Mile-a-Minute Kendall is a 1918 American silent drama film directed by William Desmond Taylor and released by Paramount Pictures. Jack Pickford plays the title role, a wealthy, rakish young man who falls for a gold digger. The "beautiful but unscrupulous fortune hunter" who tempts Kendall is played by Lottie Pickford, Jack's sister; a contemporary review in Variety noted that "the idea of a sister 'vamping' her own brother is not exactly palatable." Louise Huff plays the "good girl" in the story.

==Reception==
Good reviews marked the release of this film. Pickford received excellent reviews for his performance which was described as "refreshing" by Photoplay. Mile-a-Minute Kendall was paired with the Mack Sennett comedy short A Battle Royal in some theaters during its original release.

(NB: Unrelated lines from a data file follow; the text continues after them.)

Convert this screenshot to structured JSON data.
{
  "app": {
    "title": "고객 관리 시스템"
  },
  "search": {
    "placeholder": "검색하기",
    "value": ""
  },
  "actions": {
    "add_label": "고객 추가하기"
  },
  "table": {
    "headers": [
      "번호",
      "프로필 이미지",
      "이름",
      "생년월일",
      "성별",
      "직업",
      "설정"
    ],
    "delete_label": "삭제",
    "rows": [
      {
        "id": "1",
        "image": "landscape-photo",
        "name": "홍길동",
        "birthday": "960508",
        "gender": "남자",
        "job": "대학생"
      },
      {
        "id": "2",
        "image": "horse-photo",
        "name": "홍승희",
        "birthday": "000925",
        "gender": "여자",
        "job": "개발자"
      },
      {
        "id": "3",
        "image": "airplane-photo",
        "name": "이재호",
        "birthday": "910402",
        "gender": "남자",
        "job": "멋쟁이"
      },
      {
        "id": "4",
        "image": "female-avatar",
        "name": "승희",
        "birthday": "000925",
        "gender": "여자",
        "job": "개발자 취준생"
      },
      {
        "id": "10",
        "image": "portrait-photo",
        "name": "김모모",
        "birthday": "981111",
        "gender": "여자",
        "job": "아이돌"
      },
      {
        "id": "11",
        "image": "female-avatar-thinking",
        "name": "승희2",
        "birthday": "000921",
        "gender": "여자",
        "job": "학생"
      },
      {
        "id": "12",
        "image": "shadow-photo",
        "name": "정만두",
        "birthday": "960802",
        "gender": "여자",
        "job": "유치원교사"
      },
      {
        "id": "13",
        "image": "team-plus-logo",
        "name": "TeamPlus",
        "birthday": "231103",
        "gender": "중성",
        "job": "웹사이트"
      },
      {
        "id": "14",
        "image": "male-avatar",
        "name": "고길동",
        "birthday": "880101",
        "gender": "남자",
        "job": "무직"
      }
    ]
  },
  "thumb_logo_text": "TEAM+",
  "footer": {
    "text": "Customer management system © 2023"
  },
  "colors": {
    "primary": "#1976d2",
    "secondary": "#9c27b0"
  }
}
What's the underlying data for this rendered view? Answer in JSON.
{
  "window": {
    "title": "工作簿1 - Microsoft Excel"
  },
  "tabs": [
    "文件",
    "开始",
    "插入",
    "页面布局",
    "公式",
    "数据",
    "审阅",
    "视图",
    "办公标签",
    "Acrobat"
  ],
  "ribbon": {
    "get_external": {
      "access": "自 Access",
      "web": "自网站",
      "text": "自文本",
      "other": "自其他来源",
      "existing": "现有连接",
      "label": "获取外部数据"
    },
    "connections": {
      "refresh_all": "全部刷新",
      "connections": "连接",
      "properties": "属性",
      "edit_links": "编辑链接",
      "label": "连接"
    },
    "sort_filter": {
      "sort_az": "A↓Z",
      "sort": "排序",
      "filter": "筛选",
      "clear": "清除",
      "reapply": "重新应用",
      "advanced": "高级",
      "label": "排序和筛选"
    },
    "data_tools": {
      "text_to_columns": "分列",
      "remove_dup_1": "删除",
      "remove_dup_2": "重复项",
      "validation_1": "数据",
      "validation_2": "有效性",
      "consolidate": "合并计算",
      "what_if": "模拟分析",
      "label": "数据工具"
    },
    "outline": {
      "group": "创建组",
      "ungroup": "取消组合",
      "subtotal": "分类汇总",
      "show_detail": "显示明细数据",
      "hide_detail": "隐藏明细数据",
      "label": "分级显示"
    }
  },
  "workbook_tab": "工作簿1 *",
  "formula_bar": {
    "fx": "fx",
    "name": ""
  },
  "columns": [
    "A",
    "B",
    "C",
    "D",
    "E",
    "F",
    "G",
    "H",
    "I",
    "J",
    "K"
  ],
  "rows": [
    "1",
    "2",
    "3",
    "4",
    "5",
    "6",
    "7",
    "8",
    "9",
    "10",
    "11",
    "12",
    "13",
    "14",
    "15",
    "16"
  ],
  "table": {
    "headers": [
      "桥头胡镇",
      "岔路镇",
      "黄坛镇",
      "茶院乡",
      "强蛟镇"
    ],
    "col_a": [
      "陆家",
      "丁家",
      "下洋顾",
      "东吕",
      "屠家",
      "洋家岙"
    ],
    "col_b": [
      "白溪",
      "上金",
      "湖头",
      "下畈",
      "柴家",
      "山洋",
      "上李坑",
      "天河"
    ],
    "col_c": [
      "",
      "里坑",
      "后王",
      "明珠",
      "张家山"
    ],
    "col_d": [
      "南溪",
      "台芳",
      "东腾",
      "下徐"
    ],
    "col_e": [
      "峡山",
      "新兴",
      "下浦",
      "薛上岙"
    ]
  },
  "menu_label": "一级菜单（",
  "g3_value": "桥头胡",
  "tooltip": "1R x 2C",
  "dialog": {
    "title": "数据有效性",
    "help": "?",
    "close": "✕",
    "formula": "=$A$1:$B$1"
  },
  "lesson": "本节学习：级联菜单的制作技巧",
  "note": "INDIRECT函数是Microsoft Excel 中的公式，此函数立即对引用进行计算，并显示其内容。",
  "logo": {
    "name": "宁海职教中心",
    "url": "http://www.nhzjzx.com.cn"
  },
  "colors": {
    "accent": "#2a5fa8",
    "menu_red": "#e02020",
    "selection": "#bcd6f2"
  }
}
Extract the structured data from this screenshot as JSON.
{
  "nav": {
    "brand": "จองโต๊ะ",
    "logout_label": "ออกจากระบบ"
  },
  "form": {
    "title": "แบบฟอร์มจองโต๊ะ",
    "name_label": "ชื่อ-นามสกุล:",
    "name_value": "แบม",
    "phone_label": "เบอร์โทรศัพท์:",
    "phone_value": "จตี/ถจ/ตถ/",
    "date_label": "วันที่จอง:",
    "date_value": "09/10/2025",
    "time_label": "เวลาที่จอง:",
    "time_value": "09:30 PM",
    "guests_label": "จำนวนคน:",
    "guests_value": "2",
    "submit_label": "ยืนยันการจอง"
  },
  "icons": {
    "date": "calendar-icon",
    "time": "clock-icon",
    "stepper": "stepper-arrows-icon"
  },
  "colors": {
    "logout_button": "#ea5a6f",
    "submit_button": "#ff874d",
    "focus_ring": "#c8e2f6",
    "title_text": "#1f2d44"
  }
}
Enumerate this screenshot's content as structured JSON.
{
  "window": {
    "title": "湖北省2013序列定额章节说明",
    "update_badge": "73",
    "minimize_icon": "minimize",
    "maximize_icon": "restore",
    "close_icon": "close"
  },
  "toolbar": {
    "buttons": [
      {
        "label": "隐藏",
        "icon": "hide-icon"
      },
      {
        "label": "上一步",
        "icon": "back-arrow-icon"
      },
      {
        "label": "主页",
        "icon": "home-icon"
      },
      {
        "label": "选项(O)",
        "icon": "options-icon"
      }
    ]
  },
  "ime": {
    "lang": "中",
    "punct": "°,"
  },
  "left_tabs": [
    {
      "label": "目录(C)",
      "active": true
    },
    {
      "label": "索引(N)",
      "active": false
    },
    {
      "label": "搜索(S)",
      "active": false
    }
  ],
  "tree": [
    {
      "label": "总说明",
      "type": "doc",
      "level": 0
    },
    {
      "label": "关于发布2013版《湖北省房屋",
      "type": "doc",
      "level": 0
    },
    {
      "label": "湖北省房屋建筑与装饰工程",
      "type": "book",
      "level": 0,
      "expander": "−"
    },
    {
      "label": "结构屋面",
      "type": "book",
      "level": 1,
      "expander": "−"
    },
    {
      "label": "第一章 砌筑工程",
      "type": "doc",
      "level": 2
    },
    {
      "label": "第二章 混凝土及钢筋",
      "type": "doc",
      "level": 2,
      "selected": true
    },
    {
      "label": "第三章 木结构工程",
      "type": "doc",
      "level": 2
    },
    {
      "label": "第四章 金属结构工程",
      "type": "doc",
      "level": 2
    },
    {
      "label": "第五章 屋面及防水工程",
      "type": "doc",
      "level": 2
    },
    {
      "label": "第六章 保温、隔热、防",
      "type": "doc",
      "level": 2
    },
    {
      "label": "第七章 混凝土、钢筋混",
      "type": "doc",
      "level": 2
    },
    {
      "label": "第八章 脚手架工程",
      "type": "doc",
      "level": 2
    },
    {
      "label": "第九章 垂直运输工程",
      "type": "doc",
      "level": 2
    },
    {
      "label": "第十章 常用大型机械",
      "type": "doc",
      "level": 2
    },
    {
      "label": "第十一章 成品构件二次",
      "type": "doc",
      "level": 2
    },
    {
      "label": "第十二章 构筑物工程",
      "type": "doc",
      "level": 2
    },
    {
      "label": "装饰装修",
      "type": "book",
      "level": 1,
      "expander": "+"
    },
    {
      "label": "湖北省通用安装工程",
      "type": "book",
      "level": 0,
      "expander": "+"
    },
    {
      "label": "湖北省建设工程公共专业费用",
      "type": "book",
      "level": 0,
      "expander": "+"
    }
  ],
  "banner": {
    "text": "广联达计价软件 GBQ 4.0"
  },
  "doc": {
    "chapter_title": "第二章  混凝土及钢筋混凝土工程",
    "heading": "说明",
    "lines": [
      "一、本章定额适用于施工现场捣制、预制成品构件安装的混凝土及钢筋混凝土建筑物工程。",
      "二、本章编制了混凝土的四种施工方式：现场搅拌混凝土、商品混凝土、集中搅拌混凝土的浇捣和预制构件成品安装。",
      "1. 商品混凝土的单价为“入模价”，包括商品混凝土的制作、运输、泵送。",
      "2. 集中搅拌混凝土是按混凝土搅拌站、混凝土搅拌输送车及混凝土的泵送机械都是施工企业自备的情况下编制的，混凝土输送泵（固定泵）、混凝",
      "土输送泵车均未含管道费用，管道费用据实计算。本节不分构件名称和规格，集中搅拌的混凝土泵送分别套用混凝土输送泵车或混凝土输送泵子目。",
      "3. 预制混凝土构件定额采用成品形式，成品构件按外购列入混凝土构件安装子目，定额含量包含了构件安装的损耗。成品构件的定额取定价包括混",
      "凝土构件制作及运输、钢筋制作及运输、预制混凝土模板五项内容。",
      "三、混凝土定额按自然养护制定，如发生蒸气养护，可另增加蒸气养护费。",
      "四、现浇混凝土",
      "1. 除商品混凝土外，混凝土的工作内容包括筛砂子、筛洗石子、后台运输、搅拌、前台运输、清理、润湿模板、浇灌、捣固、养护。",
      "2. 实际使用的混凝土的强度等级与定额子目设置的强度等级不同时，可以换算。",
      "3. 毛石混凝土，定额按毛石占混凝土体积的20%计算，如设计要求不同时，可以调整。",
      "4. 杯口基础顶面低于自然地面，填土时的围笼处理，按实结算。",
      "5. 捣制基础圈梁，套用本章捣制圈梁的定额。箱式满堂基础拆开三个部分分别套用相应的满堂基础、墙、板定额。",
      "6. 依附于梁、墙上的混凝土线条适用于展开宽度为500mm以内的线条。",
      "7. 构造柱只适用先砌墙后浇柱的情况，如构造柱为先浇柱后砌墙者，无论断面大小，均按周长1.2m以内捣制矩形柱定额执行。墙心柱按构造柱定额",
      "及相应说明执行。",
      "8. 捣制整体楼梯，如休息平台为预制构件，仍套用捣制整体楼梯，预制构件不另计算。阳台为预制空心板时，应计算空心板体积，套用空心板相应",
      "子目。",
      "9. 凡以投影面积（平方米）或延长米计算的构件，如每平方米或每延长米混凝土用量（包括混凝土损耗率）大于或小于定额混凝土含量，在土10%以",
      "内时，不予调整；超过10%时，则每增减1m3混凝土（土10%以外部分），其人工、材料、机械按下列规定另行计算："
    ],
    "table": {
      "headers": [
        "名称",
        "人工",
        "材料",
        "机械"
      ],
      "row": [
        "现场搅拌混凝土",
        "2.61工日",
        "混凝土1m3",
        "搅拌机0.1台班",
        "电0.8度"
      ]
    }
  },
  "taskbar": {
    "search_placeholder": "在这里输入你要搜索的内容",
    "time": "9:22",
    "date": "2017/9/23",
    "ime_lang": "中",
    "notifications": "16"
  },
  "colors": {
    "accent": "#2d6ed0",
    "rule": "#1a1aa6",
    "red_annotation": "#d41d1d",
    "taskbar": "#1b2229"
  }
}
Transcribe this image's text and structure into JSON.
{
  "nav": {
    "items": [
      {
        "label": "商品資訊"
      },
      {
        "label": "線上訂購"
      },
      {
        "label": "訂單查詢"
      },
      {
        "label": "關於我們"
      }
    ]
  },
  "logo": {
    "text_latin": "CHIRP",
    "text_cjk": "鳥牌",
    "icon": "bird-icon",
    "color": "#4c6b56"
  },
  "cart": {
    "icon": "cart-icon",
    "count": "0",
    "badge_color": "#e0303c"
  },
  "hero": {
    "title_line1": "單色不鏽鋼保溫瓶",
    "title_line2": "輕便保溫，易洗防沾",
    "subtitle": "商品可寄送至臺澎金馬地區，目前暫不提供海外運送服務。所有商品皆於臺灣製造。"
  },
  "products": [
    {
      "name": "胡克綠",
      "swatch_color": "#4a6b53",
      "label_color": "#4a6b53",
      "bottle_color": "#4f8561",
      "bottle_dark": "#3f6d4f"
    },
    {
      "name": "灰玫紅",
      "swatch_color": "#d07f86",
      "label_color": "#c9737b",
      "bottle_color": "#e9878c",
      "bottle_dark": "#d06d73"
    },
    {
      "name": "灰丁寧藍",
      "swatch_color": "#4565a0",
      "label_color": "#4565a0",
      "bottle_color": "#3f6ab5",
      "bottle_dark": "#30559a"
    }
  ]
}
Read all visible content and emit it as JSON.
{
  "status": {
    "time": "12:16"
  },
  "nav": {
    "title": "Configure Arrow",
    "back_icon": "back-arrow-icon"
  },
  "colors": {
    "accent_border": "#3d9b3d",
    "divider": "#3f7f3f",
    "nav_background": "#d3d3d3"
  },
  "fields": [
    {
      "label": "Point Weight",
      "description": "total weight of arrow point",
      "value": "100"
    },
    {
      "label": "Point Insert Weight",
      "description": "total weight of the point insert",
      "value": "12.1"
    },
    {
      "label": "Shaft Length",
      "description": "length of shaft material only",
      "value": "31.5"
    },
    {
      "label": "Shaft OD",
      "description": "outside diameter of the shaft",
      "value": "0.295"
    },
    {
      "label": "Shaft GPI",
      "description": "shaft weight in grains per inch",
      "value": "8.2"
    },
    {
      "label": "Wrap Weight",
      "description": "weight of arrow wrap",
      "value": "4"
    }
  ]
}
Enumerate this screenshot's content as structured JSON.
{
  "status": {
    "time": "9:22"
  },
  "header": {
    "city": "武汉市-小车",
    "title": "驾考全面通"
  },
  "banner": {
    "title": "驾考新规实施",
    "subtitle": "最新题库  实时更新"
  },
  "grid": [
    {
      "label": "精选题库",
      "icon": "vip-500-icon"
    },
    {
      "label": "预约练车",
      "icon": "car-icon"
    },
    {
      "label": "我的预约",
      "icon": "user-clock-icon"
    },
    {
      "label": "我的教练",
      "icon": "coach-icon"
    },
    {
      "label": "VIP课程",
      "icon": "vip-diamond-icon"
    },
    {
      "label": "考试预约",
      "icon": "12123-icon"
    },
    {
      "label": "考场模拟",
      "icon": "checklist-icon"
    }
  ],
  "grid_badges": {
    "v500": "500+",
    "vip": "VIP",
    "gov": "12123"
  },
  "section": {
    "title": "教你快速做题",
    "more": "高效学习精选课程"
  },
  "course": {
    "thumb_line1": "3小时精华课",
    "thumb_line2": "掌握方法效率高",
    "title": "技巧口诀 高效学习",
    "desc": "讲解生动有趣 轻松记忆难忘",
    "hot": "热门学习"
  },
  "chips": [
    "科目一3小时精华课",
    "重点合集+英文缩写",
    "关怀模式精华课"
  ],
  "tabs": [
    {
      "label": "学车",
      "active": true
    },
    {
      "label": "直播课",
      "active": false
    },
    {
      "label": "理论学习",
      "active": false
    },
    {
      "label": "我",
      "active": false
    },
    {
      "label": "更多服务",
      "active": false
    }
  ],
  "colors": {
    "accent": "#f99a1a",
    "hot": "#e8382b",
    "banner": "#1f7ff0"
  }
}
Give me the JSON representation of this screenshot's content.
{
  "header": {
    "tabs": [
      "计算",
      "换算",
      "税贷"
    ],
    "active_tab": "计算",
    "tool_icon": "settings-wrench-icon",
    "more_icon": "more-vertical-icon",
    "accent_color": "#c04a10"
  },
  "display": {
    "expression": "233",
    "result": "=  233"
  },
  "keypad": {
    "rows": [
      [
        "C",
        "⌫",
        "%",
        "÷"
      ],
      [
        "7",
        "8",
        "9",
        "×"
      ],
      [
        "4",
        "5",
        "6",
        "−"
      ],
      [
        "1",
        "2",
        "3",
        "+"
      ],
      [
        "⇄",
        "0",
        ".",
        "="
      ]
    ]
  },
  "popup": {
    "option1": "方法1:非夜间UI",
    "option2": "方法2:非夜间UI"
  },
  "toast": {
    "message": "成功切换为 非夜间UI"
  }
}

Like many American films of the time, Mile-a-Minute Kendall was subject to cuts by city and state film censorship boards. For example, the Chicago Board of Censors required cuts, in Reel 2, of the second view of a letter with the words "We'll always be friends on the side", two near views of intoxicated young woman seated on table smoking cigarettes, flash two scenes of semi-nude man and woman dancing in restaurant, first view of intoxicated young woman standing against wall, two scenes of bouncing young woman on tapestry and following scene of men carrying her off on their shoulders, scene of intoxicated woman on settee, and, Reel 4, the intertitle ending "That man has been her lover for years".

==Preservation==
With no prints of Mile-a-Minute Kendall located in any film archives, it is a lost film.